Sunday, October 28, 2012

Big Data - An Appliance Approach

The growth of data has been exponential and there is no respite in the near horizon. The IT industry, in an effort to brace itself for the information deluge, has to devise multiple lines of attack at approaching the problem. One such approach is the usage of purpose built appliance geared towards Massive Parallel Processing (MPP). MPP is driven on the principle of a shared-nothing architecture which postulates that multiple dedicated banks of [processor,disk,network,memory] arranged in ways to take advantage of parallel processing algorithms can provide realistic means of addressing analytical processing of massive data sets. One such product is offered by IBM and is called IBM Netezza, a very smart IBM acquisition in November, 2010.

The architecture of IBM Netezza is very interesting which I am going to share today.
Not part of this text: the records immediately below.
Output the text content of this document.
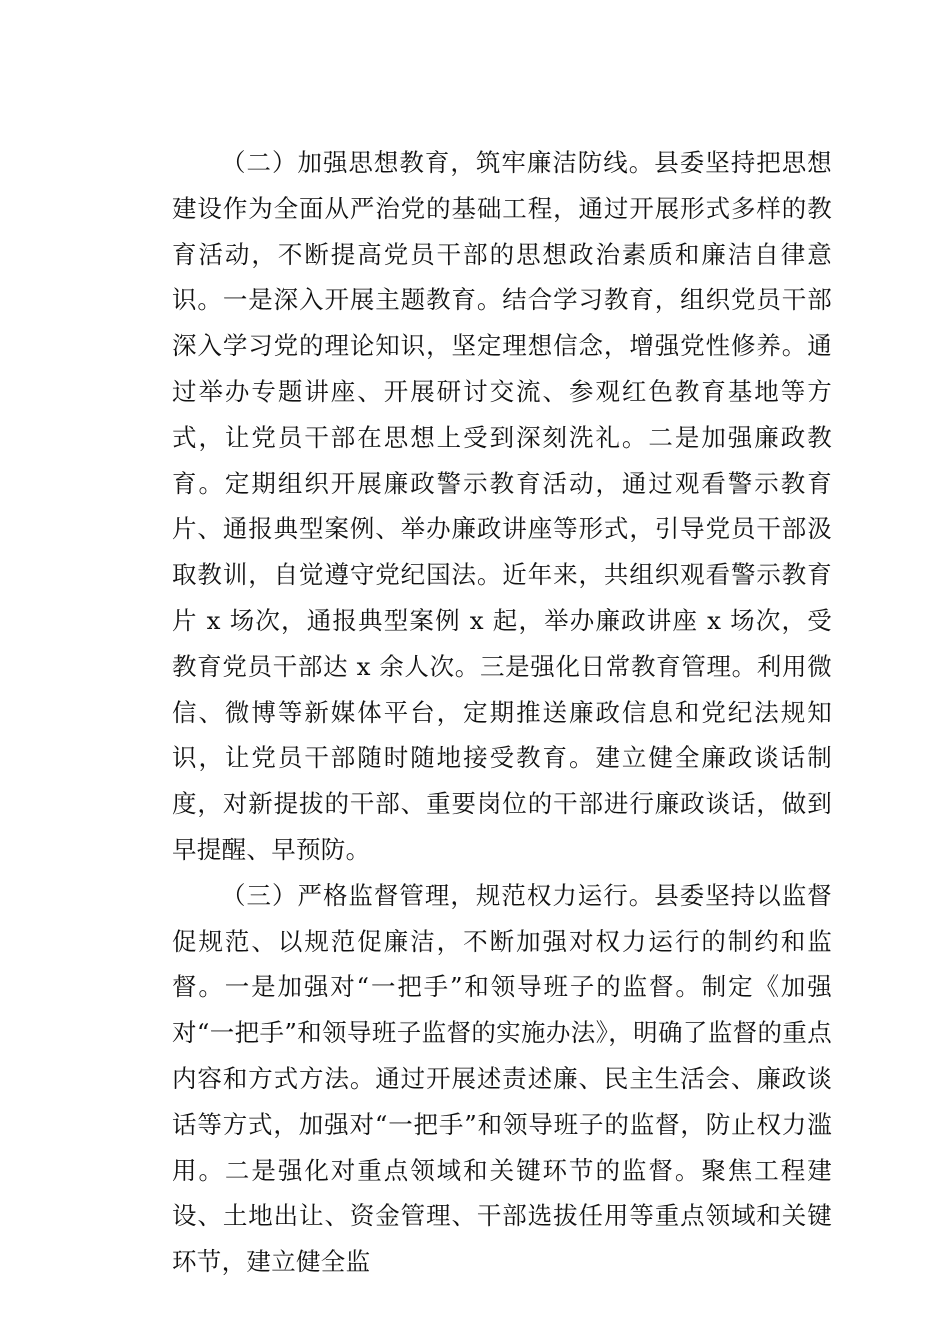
（二）加强思想教育，筑牢廉洁防线。县委坚持把思想建设作为全面从严治党的基础工程，通过开展形式多样的教育活动，不断提高党员干部的思想政治素质和廉洁自律意识。一是深入开展主题教育。结合学习教育，组织党员干部深入学习党的理论知识，坚定理想信念，增强党性修养。通过举办专题讲座、开展研讨交流、参观红色教育基地等方式，让党员干部在思想上受到深刻洗礼。二是加强廉政教育。定期组织开展廉政警示教育活动，通过观看警示教育片、通报典型案例、举办廉政讲座等形式，引导党员干部汲取教训，自觉遵守党纪国法。近年来，共组织观看警示教育片 x 场次，通报典型案例 x 起，举办廉政讲座 x 场次，受教育党员干部达 x 余人次。三是强化日常教育管理。利用微信、微博等新媒体平台，定期推送廉政信息和党纪法规知识，让党员干部随时随地接受教育。建立健全廉政谈话制度，对新提拔的干部、重要岗位的干部进行廉政谈话，做到早提醒、早预防。

（三）严格监督管理，规范权力运行。县委坚持以监督促规范、以规范促廉洁，不断加强对权力运行的制约和监督。一是加强对“一把手”和领导班子的监督。制定《加强对“一把手”和领导班子监督的实施办法》，明确了监督的重点内容和方式方法。通过开展述责述廉、民主生活会、廉政谈话等方式，加强对“一把手”和领导班子的监督，防止权力滥用。二是强化对重点领域和关键环节的监督。聚焦工程建设、土地出让、资金管理、干部选拔任用等重点领域和关键环节，建立健全监
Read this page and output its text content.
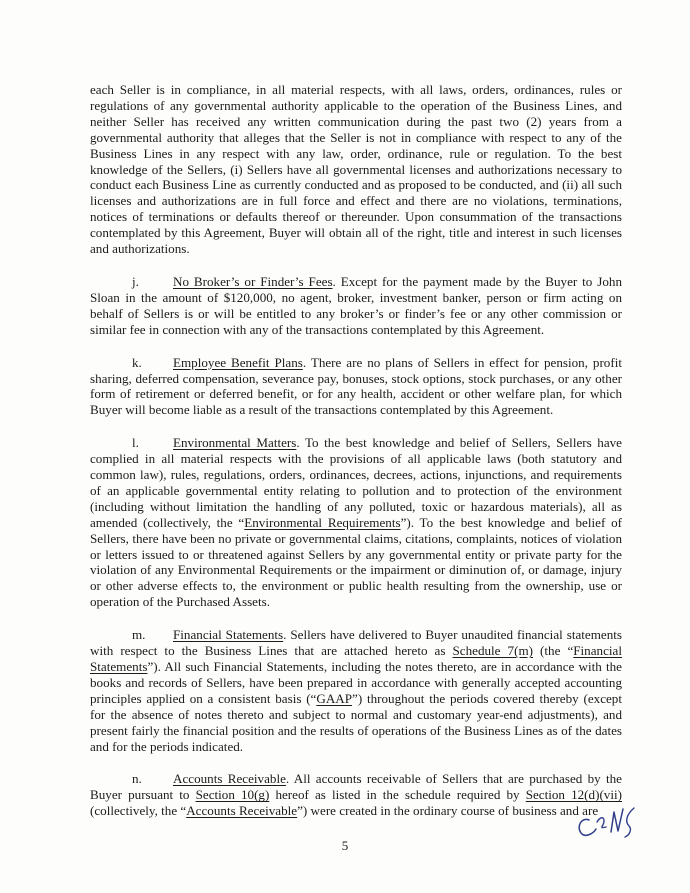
each Seller is in compliance, in all material respects, with all laws, orders, ordinances, rules or regulations of any governmental authority applicable to the operation of the Business Lines, and neither Seller has received any written communication during the past two (2) years from a governmental authority that alleges that the Seller is not in compliance with respect to any of the Business Lines in any respect with any law, order, ordinance, rule or regulation. To the best knowledge of the Sellers, (i) Sellers have all governmental licenses and authorizations necessary to conduct each Business Line as currently conducted and as proposed to be conducted, and (ii) all such licenses and authorizations are in full force and effect and there are no violations, terminations, notices of terminations or defaults thereof or thereunder. Upon consummation of the transactions contemplated by this Agreement, Buyer will obtain all of the right, title and interest in such licenses and authorizations.

j.	No Broker’s or Finder’s Fees. Except for the payment made by the Buyer to John Sloan in the amount of $120,000, no agent, broker, investment banker, person or firm acting on behalf of Sellers is or will be entitled to any broker’s or finder’s fee or any other commission or similar fee in connection with any of the transactions contemplated by this Agreement.

k. Employee Benefit Plans. There are no plans of Sellers in effect for pension, profit sharing, deferred compensation, severance pay, bonuses, stock options, stock purchases, or any other form of retirement or deferred benefit, or for any health, accident or other welfare plan, for which Buyer will become liable as a result of the transactions contemplated by this Agreement.

l.	Environmental Matters. To the best knowledge and belief of Sellers, Sellers have complied in all material respects with the provisions of all applicable laws (both statutory and common law), rules, regulations, orders, ordinances, decrees, actions, injunctions, and requirements of an applicable governmental entity relating to pollution and to protection of the environment (including without limitation the handling of any polluted, toxic or hazardous materials), all as amended (collectively, the “Environmental Requirements”). To the best knowledge and belief of Sellers, there have been no private or governmental claims, citations, complaints, notices of violation or letters issued to or threatened against Sellers by any governmental entity or private party for the violation of any Environmental Requirements or the impairment or diminution of, or damage, injury or other adverse effects to, the environment or public health resulting from the ownership, use or operation of the Purchased Assets.

m. Financial Statements. Sellers have delivered to Buyer unaudited financial statements with respect to the Business Lines that are attached hereto as Schedule 7(m) (the “Financial Statements”). All such Financial Statements, including the notes thereto, are in accordance with the books and records of Sellers, have been prepared in accordance with generally accepted accounting principles applied on a consistent basis (“GAAP”) throughout the periods covered thereby (except for the absence of notes thereto and subject to normal and customary year-end adjustments), and present fairly the financial position and the results of operations of the Business Lines as of the dates and for the periods indicated.

n. Accounts Receivable. All accounts receivable of Sellers that are purchased by the Buyer pursuant to Section 10(g) hereof as listed in the schedule required by Section 12(d)(vii) (collectively, the “Accounts Receivable”) were created in the ordinary course of business and are

5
IBM Netezza is a data warehouse. A major part of IBM Netezza data warehouse appliance’s performance advantage comes from its unique Asymmetric Massively Parallel Processing (AMPP) architecture, which combines a Symmetric Multi-Processing (SMP) front-end with a shared-nothing Massively Parallel Processing (MPP) back-end for query processing.

Each component of the architecture is carefully chosen and integrated to yield a balanced overall system. Every processing element operates on multiple data streams, filtering out extraneous data as early as possible. Up to a thousand of these customized MPP streams can work together to “divide and conquer” the workload.

Each component of the architecture is carefully chosen and integrated to yield a balanced overall system. Every processing element operates on multiple data streams, filtering out extraneous data as early as possible. Up to a 1000 of these customized MPP streams work together to “divide and conquer” the workload.


Referring to figure above, the following is a brief description of the architectural building blocks of AMPP:
Hosts - The SMP hosts are high-performance IBM servers running Linux that are set up in an active-passive configuration for high-availability. The active host presents a standardized interface to external tools and applications. It compiles SQL queries into executable code segments called snippets, creates optimized query plans and distributes the snippets to the MPP nodes for execution.

Snippet Blades (S-Blades) - S-Blades are intelligent processing nodes that make up the MPP engine of the appliance. Each S-Blade is an independent server that contains powerful multi-core CPUs, multi-engine FPGAs and gigabytes of RAM, all balanced and working concurrently to deliver peak performance. The CPU cores are designed with ample headroom to run complex algorithms against large data volumes for advanced analytics applications.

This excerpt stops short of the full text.